Ravenot s'en allait. En passant, il bouscula Boisgenêt, mâchonna une injure, prit sa femme par le bras, et sortit.

– Quelle brute ! ricana Boisgenêt. Il est furieux parce que j'ai embrassé sa femme.

Vanol se moqua.

– Tu embrasses donc les femmes de chambre ?

– À l'occasion, et devant les maris.

– Celui-là aurait dû te remercier.

– C'est un goujat.

– Ravenot ? Il me plaît beaucoup.

– Évidemment, dit Boisgenêt.

– Pourquoi, évidemment ?

– Parce qu'il me déplaît. Tu ne penses et tu ne juges que par opposition avec moi. Un cigare ?

– Avec plaisir.

– Évidemment. Tu fumes parce que je ne fume pas. Tu ne fumerais pas si je fumais.

– Alors, pourquoi m'offres-tu ce cigare ?

– Pour te montrer ton esprit d'opposition. Je suis ruiné, tu es riche. Je ne fiche rien, tu travailles. Je vois la vie en rose poupon, toi en noir corbillard. Je suis bien habillé, tu es vêtu comme un laissé-pour-compte. Bref, toujours le contre-pied de ce que je fais.

– Qu'est-ce que tu as ce soir ?

– Comme toujours, de bonne humeur.

– Pas comme moi. Tous ces gens-là m'embêtent.

– Moi, je les trouve charmants.

– D'Orsacq, charmant ? Un homme à femmes, sans scrupules !

– Qu'est-ce que ça peut te faire ? La tienne t'a quitté.

– Un spéculateur ! Un gentilhomme qui fait des affaires Et quelles affaires ! Bigre, je ne voudrais pas être entre ses griffes. Heureusement que j'ai du flair !

– Tu as de la bile surtout. Voyons, quoi, c'est joyeux ici. Les invités sont aimables.

– Le ménage Debrioux ? Parlons-en ! Elle, Christiane, une tragique ! Lui, Bernard, un sombre, un malchanceux acculé à la faillite.

Qu'en sais-tu ?

– Des bruits qui courent.

– Et le couple Bresson ? Voilà de la gaîté…

– Oui ! Oui ! des gens qui voyagent avec un phonographe, une valise de T.S.F., un accordéon et des feux de Bengale. Tous les talents de société. Petits jeux, lignes de la main, tables tournantes. Rien de plus horripilant. Tiens, les voici. Veux-tu parier que Bresson va nous proposer un tour de cartes ou une charade ?

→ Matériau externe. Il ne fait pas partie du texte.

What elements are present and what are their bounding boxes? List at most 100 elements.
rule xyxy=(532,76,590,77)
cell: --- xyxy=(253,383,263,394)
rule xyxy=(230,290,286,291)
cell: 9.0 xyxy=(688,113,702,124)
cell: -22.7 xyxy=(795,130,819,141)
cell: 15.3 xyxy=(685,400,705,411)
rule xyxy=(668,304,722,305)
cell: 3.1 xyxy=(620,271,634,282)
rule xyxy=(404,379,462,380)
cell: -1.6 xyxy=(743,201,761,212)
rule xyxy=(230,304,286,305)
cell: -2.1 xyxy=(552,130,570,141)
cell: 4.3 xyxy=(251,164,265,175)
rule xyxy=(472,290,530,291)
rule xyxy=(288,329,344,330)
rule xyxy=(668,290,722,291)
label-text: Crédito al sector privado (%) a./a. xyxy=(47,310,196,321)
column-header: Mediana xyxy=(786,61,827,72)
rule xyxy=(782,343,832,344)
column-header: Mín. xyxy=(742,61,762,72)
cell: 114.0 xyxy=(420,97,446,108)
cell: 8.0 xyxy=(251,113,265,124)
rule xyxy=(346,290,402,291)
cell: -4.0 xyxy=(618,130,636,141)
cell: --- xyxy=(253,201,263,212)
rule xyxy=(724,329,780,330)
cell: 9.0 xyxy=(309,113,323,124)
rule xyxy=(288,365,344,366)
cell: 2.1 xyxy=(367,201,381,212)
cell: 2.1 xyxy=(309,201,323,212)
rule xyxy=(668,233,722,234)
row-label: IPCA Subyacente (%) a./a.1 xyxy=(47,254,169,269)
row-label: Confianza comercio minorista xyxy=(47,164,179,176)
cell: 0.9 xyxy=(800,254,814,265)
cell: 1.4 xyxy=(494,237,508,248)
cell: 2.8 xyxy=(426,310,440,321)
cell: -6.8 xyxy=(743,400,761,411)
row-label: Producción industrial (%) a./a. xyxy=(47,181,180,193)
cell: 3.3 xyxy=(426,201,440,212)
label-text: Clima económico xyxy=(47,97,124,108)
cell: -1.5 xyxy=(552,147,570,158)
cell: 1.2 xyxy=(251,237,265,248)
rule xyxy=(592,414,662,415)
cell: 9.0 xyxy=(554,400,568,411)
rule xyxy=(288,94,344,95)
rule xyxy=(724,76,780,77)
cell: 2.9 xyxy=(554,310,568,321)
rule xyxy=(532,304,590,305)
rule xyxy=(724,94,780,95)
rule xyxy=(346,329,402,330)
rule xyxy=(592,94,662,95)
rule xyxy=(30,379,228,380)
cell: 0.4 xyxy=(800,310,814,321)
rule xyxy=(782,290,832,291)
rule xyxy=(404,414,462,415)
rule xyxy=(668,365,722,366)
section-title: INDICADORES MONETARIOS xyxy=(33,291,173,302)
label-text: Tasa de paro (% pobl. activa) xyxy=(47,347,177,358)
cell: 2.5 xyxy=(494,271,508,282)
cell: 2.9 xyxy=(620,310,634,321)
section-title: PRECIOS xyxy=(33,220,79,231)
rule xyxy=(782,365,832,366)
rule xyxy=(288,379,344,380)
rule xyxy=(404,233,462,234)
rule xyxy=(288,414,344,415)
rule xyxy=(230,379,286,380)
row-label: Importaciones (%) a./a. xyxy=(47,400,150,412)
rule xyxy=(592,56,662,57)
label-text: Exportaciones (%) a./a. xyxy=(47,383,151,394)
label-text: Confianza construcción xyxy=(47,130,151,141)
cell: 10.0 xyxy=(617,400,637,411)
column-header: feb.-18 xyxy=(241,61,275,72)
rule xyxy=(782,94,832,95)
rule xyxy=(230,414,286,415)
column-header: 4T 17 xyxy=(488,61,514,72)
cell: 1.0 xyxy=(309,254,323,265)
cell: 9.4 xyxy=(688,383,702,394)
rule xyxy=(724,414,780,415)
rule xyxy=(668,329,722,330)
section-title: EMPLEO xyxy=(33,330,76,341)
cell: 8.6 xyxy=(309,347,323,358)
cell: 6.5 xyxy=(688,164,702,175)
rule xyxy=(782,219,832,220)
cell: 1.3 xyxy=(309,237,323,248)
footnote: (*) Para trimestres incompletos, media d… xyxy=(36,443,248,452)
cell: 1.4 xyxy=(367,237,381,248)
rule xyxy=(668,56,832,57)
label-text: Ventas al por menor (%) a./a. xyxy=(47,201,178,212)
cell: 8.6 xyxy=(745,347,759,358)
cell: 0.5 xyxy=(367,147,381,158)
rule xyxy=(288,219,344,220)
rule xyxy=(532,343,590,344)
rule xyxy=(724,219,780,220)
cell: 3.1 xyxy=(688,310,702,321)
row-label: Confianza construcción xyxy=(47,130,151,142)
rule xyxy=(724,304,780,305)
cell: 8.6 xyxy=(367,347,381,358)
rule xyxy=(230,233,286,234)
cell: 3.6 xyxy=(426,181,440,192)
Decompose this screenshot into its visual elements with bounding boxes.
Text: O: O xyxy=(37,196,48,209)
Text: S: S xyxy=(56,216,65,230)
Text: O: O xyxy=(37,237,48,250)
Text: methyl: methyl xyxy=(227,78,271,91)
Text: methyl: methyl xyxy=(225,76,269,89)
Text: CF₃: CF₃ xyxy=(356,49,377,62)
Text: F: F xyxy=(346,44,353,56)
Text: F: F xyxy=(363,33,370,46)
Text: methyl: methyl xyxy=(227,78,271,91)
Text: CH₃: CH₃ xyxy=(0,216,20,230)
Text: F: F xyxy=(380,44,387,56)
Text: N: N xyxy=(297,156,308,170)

Ce fut une entrée de music-hall qu'effectua le jeune ménage, tous deux, castagnettes aux poings et buste renversé. Et ils tourbillonnèrent un instant dans la pièce tandis que Jean d'Orsacq les accompagnait en frappant du pied. Boisgenêt protesta.

– Vous allez réveiller la maîtresse de maison. Elle a recommandé qu'on la laissât dormir.

– Ma femme ? dit le comte, quand elle est sous l'action de ses drogues, rien ne la réveille.

Mais Vanol n'en pouvait plus.

– Non, non, cria-t-il, assez de bruit. Passez à un autre exercice.

Les Bresson n'étaient pas entêtés. Le mari déploya un jeu de cartes sous le nez de Vanol.

– Prenez une carte au hasard.

– Qu'est-ce que je vous avais annoncé ? dit Vanol à Boisgenêt… Le coup de la carte forcée…

Bresson posa le jeu sur une table et s'éloigna.

– Pas forcée du tout. Prenez-en une.

–Zut !

– Ce qu'il est poli !

– Ça m'embête.

– Qu'est-ce qui vous amuse ?

– De ne pas m'amuser.

Et Vanol ajouta soudain, en s'apercevant que Léonie Bresson s'était emparée de sa tasse vide et qu'elle en examinait le fond :

– Ah ! non, pas de ça, je vous en prie !

– C'est vous qui avez bu là-dedans, monsieur Vanol ?

– C'est moi !

– Et vous ne voulez pas que je vous dise ?…

– Le coup du marc de café ? Ah ! jamais de la vie.